Kind of funny, decided to throw on some Maiden via an internet site before I posted this — first song that came up:  “Running Free” followed by “Heaven can Wait”  There is a message in there somewhere.  Oh wait, Metallica is on…the song…not kidding…”No Remorse.”   Fine I am better off being a stressed out 2.0 wannabe stopping the class for 5 minutes and discussing why we shouldn’t call one another a retard and putting the Mexican American War on hold…I have “no remorse” for doing what I do.


  1. It may be easier to pass out text books, turn to page 105 and do all the problems, which we will correct tomorrow and then start anew (this is the essence of our new mandated math program).
    But, god, the kids are bored, burned and sucked of the will to learn and be energized by the learning.
    Your words ring true — there is loneliness in this transition and in my building, I often feel as if I am the lone one yelling out: here are some new ways to engage your students!
    Luckily, my principal agrees and supports my endeavors. Not everyone is that lucky.
    I have you in my rss, so at least you can know that you are not alone here.
    Come on in and join my ongoing Day in a Sentence — which allows teachers to reflect and connect. Head off to Classroom 2.0 and use the social networking aspect to connect.
    And crank up the tunes that inspire you.


    PS — thanks for the gmail hack comment on my blog — I have used it but it is good to remind me that it is there.
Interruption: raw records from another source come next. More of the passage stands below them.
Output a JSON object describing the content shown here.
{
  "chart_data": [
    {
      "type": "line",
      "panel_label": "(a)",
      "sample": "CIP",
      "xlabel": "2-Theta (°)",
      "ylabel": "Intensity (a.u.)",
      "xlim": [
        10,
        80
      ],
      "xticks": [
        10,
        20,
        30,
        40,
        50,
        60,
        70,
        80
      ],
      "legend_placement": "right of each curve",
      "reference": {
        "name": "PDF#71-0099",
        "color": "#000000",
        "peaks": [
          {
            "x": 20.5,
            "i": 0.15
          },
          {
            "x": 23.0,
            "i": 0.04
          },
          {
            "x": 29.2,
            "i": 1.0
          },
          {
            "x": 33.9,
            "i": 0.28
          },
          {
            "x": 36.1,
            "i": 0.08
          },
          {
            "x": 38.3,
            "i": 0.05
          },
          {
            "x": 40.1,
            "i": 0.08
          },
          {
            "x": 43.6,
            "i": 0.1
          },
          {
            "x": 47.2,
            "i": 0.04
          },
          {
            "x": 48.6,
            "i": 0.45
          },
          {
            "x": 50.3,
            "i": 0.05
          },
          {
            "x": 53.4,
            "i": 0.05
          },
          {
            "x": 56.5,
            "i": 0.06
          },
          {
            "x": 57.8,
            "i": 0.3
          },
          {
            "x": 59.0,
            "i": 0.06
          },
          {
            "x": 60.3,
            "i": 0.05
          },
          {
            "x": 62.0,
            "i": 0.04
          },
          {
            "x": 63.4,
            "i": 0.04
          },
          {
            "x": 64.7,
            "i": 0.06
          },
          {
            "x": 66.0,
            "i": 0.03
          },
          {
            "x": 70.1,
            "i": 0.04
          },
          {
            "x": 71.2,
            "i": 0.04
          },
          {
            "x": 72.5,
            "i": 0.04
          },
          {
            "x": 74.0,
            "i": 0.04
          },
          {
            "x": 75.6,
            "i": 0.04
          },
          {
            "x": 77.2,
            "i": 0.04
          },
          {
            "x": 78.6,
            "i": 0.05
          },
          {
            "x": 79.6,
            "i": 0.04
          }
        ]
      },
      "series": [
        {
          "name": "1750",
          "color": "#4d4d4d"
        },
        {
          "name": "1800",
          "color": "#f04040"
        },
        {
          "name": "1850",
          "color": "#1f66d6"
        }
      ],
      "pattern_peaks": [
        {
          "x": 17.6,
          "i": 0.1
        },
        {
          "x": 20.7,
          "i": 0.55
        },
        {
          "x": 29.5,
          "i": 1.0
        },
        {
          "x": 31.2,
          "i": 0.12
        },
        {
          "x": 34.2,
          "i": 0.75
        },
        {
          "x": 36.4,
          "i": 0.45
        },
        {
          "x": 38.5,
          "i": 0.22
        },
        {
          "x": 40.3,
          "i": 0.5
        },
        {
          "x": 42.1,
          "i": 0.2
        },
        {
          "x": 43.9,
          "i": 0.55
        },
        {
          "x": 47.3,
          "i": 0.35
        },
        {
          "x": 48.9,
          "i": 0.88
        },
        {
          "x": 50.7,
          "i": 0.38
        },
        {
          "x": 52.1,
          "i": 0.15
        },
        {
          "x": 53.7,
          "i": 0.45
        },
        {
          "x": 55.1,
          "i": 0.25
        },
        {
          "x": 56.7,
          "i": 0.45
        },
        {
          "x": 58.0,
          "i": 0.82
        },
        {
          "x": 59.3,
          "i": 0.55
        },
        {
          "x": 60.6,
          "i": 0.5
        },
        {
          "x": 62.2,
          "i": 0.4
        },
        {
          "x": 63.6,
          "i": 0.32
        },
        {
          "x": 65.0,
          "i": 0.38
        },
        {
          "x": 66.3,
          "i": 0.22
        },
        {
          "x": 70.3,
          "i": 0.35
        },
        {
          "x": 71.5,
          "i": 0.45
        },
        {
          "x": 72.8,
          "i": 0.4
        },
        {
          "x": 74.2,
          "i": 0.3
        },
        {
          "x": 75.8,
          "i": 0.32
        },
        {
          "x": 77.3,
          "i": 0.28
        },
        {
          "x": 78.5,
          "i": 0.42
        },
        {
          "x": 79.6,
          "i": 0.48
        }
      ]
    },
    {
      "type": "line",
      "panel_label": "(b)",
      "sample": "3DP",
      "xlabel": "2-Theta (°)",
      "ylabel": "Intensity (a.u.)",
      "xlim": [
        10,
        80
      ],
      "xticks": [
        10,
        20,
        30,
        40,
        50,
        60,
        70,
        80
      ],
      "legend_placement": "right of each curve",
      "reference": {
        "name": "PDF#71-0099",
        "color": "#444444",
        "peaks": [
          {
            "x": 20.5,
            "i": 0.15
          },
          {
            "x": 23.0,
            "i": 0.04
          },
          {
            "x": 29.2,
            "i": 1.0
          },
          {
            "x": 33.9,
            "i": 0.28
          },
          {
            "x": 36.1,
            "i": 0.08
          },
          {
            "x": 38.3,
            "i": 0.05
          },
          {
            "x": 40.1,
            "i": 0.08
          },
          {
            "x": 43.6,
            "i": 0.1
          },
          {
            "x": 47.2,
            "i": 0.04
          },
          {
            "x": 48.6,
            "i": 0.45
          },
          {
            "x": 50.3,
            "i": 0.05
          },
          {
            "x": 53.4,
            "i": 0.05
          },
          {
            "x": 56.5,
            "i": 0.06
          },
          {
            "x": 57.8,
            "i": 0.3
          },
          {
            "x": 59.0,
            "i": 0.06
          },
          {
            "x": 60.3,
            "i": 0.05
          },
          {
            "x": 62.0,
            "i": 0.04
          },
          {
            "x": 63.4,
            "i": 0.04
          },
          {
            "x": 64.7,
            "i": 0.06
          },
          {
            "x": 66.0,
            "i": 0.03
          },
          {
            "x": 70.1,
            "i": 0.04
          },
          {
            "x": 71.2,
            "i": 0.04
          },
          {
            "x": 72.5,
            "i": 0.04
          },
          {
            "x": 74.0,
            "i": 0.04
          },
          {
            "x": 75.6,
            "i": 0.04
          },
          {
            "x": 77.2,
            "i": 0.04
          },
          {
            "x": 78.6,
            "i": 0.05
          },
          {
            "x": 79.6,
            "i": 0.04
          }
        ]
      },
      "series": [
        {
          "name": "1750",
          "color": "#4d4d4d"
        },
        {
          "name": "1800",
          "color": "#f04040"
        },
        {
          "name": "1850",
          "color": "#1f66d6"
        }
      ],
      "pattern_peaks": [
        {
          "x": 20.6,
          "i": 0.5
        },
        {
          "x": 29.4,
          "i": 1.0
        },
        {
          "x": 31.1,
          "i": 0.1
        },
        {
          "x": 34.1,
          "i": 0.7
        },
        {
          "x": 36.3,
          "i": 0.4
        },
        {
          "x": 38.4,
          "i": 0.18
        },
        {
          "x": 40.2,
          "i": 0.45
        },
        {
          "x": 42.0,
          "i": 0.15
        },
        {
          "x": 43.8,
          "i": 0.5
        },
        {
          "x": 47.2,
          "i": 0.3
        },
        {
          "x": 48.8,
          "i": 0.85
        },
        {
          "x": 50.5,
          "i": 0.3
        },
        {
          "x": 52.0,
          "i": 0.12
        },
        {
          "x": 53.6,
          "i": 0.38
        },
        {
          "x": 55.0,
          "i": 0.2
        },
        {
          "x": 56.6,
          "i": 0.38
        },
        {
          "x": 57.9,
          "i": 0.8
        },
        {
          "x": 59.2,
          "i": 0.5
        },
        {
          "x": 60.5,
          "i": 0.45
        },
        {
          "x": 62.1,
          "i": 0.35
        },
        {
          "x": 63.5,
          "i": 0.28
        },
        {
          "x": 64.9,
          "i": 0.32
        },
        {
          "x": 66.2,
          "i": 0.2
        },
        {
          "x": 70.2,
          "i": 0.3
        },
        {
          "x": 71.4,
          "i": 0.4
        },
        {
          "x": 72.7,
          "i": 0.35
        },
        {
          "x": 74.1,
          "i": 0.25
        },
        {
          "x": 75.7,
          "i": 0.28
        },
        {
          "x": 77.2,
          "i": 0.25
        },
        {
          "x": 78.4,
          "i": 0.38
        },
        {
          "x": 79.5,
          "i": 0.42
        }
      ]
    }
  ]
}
  2. Thank you! for saying exactly how I feel. And I don’t even “have” to teach content, although I do, because I’m the Computer Elective teacher. It’s still exhausting. I could rest on my laurels, let them play FunBrain or message each other on Think.com every day and they would be happy for a while. Then the management problems and boredom alluded to by Kevin above would make my life a living hell. And I mean MY OWN boredom and bad attitude as much as the 170 middle schoolers I serve each day. Sigh. Some days I feel exhilarated about the tech gains we’ve made, the boy who asked if I’d teach him to (fill in the above-and-beyond skill) during lunch, the kid who shared her broken heart with me, the nanosecond of human connection with the little gang wannabe, or similar. But most days I’m just hoping against hope I made some tiny difference whilst trudging through the fog of exhaustion. But don’t mistake my angst for unhappiness. For some crazy reason I love this job!

  3. My friend, you are not the only one.
    Take away 89 of your kids,
    add 3 more grade levels (with accompanying academic deficits and strengths),
    add all curricular areas,
    take away a school nurse and counselor,
    take away the custodian (so if someone pukes, YOU get to clean it, cause there’s no one else to),
    move your administrator 2 hours away,
    add in at least 2 groups a week coming through to tour the school,
    add in required-for-existence recruitment events,
    and add in one AWESOMELY dedicated bunch of parents who would help, if only they knew what to do.

    Oh, and add in a tremendous amount of guilt and self-pressure to do it all, including being fully 2.0, pbl, and innovative to market a soon-to-be-produced educational philosophy.

    Then you have me.

    It’s hell most days, but I’ll never step back into a traditional school. Never.

  4. Thanks for the honesty and real-ness of your post.

    I have memories of all this kind of stuff from when I attended public school. I wonder how my kids will be turn out since I homeschool them in Connecticut.

    Thanks for helping me feel good about my choice to give up my salary and career to homeschool my kids.